In a savage Age where attack from unknown people for plunder was considered fearful but accepted simply as a way of this life without complaint: the Plainsman developed and organized themselves into big Group necessarily under a Leader who ultimately became the King for their common Security, because small group in a vast plain is vulnerable to attack to every marauding attack from any unknown people. And over centuries, a Leader organized echelons of Administrators for Social Order; he became King and the ordinary common man developed and acquired the Attitude of a Subject People. They followed what their King said or did. They followed the King’s Religion, Morals and Ethics.
The Hills and the Mountains, lacking sufficient arable land for a big population in any one give spot, on the other hand, provided good security even to small group from the dangers of their enemies. The Village Founders located their Villages on the secure mountain or hill Tops and they needed no overall King or Leader to lords over the common man.

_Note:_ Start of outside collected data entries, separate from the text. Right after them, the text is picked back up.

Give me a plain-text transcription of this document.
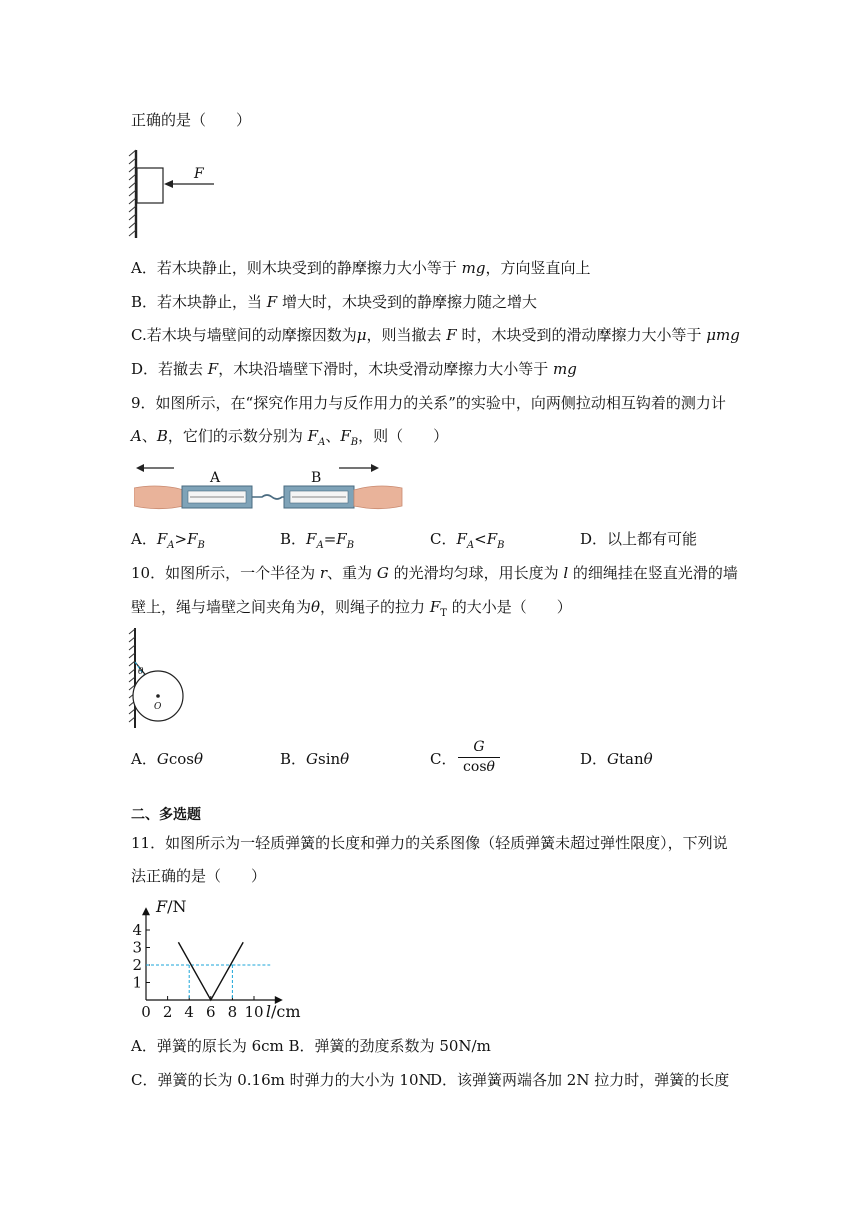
正确的是（　　）
F
A．若木块静止，则木块受到的静摩擦力大小等于 mg，方向竖直向上
B．若木块静止，当 F 增大时，木块受到的静摩擦力随之增大
C.若木块与墙壁间的动摩擦因数为μ，则当撤去 F 时，木块受到的滑动摩擦力大小等于 μmg
D．若撤去 F，木块沿墙壁下滑时，木块受滑动摩擦力大小等于 mg
9．如图所示，在“探究作用力与反作用力的关系”的实验中，向两侧拉动相互钩着的测力计
A、B，它们的示数分别为 $F_A$、$F_B$，则（　　）
A	B
A．$F_A>F_B$	B．$F_A=F_B$	C．$F_A<F_B$	D．以上都有可能
10．如图所示，一个半径为 r、重为 G 的光滑均匀球，用长度为 l 的细绳挂在竖直光滑的墙
壁上，绳与墙壁之间夹角为θ，则绳子的拉力 $F_T$ 的大小是（　　）
θ
O
A．Gcosθ	B．Gsinθ	C．
G
cosθ	D．Gtanθ
二、多选题
11．如图所示为一轻质弹簧的长度和弹力的关系图像（轻质弹簧未超过弹性限度），下列说
法正确的是（　　）
0 2 4 6 8 10
1
2
3
4
F/N
l/cm
A．弹簧的原长为 6cm B．弹簧的劲度系数为 50N/m
C．弹簧的长为 0.16m 时弹力的大小为 10N
D．该弹簧两端各加 2N 拉力时，弹簧的长度
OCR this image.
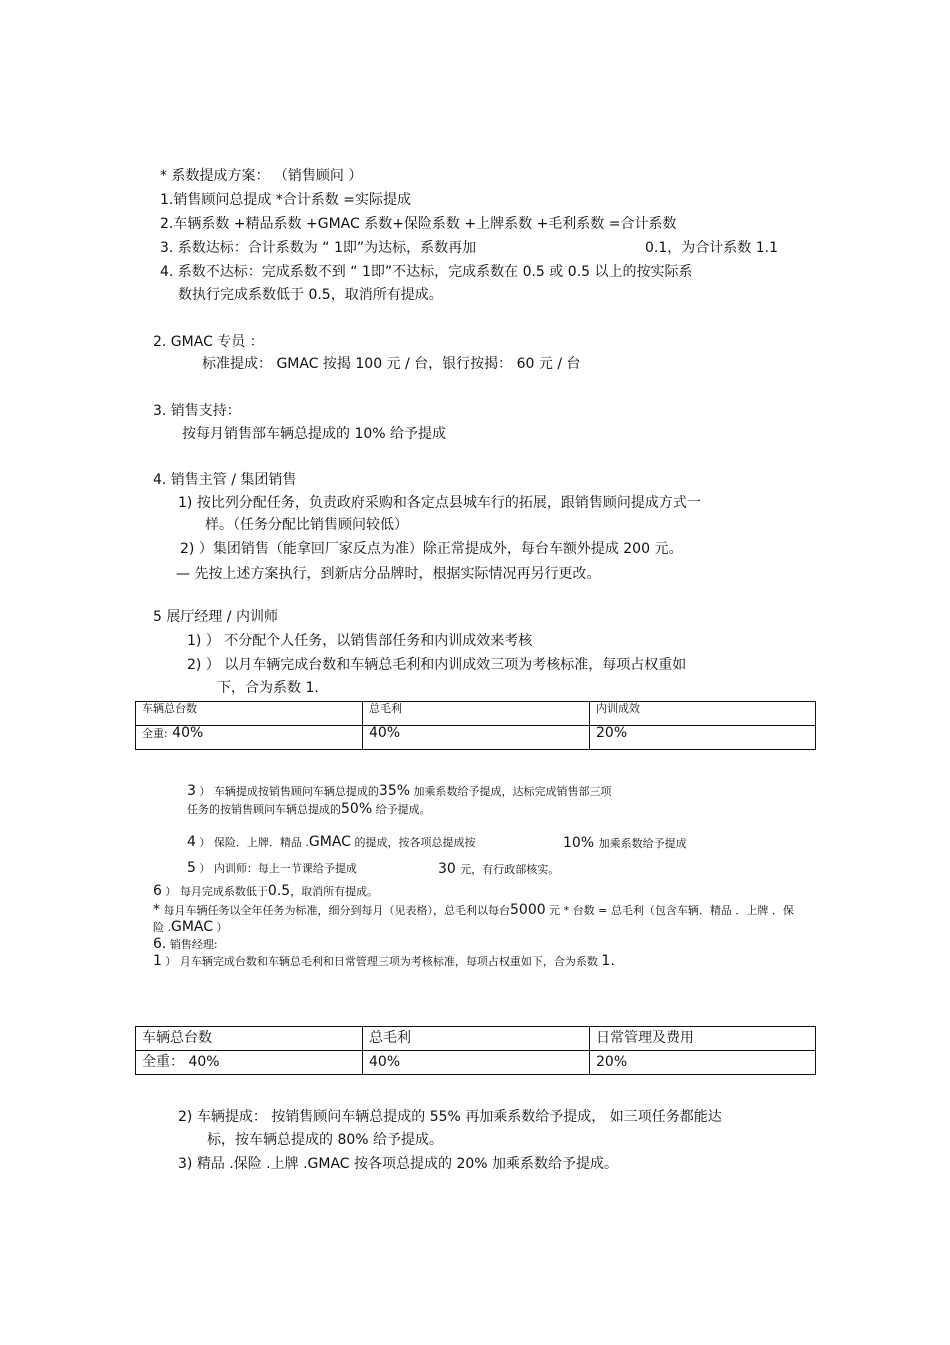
* 系数提成方案： （销售顾问 ）
1.销售顾问总提成 *合计系数 =实际提成
2.车辆系数 +精品系数 +GMAC 系数+保险系数 +上牌系数 +毛利系数 =合计系数
3. 系数达标：合计系数为 “ 1即”为达标，系数再加	0.1，为合计系数 1.1
4. 系数不达标：完成系数不到 “ 1即”不达标，完成系数在 0.5 或 0.5 以上的按实际系
数执行完成系数低于 0.5，取消所有提成。
2. GMAC 专员 ：
标准提成： GMAC 按揭 100 元 / 台，银行按揭： 60 元 / 台
3. 销售支持：
按每月销售部车辆总提成的 10% 给予提成
4. 销售主管 / 集团销售
1) 按比列分配任务，负责政府采购和各定点县城车行的拓展，跟销售顾问提成方式一
样。（任务分配比销售顾问较低）
2) ）集团销售（能拿回厂家反点为准）除正常提成外，每台车额外提成 200 元。
— 先按上述方案执行，到新店分品牌时，根据实际情况再另行更改。
5 展厅经理 / 内训师
1) ） 不分配个人任务，以销售部任务和内训成效来考核
2) ） 以月车辆完成台数和车辆总毛利和内训成效三项为考核标准，每项占权重如
下，合为系数 1.
车辆总台数	总毛利	内训成效
全重: 40%	40%	20%
3 ） 车辆提成按销售顾问车辆总提成的35% 加乘系数给予提成，达标完成销售部三项
任务的按销售顾问车辆总提成的50% 给予提成。
4 ） 保险．上牌．精品 .GMAC 的提成，按各项总提成按	10% 加乘系数给予提成
5 ） 内训师：每上一节课给予提成	30 元，有行政部核实。
6 ） 每月完成系数低于0.5，取消所有提成。
* 每月车辆任务以全年任务为标准，细分到每月（见表格），总毛利以每台5000 元 * 台数 = 总毛利（包含车辆．精品 ．上牌 ．保
险 .GMAC ）
6. 销售经理:
1 ） 月车辆完成台数和车辆总毛利和日常管理三项为考核标准，每项占权重如下，合为系数 1.
车辆总台数	总毛利	日常管理及费用
全重： 40%	40%	20%
2) 车辆提成： 按销售顾问车辆总提成的 55% 再加乘系数给予提成， 如三项任务都能达
标，按车辆总提成的 80% 给予提成。
3) 精品 .保险 .上牌 .GMAC 按各项总提成的 20% 加乘系数给予提成。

The Hillman needed no organized Group under any central Authority; each Village could live its independent life and related with each other solely on the basis of kith and kin or on mutual benefit;, not on compulsion. Such a life produced a Free Spirit, Equality and Independence, consideration for each other, though each person decided primarily on the basis of what appeared good to him or her. Each and every person had the freedom of his/her own decision.
The Mountains of the Himalays are so high, extensive, vast, serene and awesome, covered infinitely with perpetual mute Snow; a person feels so small, and insignificant in their midst.
On the other hand, baring some rugged ones, the Hills and the Mountains of the Naga Hills are not awesome like those of the Himalayas; they are covered with green beautiful lively attractive and inviting plants and vegetation. They are easily scalable by any person. They appear friendly, near and inviting rather than awesome and distant.
People in the Assam and Manipur Valleys developed themselves into Kingdoms -the ancient Meitei Kingdom of Manipur and Ahom Kingdom of Assam. Each had a Raja who controlled not only the Land but the Life of the Society. Expectedly, the King’s Religion became the Religion of the People. There were many petty Rajas and Senapatis with small pockets of territory, but whether under a foremost or under a petty Rajas, their subjects took the Religion of their Raja.
The Meiteis of Manipur Valley and the Ahoms of Brahmaputrah Valley were the foremost Kingdoms in the North East at the dawn of the British advent in the area in the 19th Century. These two kingdoms, by and large and relatively more civilized, did not take to the Gospel of Christ whereas the wild primitive savages living freely in the Mountains did.
Geography, Hills and Mountains made the Nagas and God made Geography and the Hills!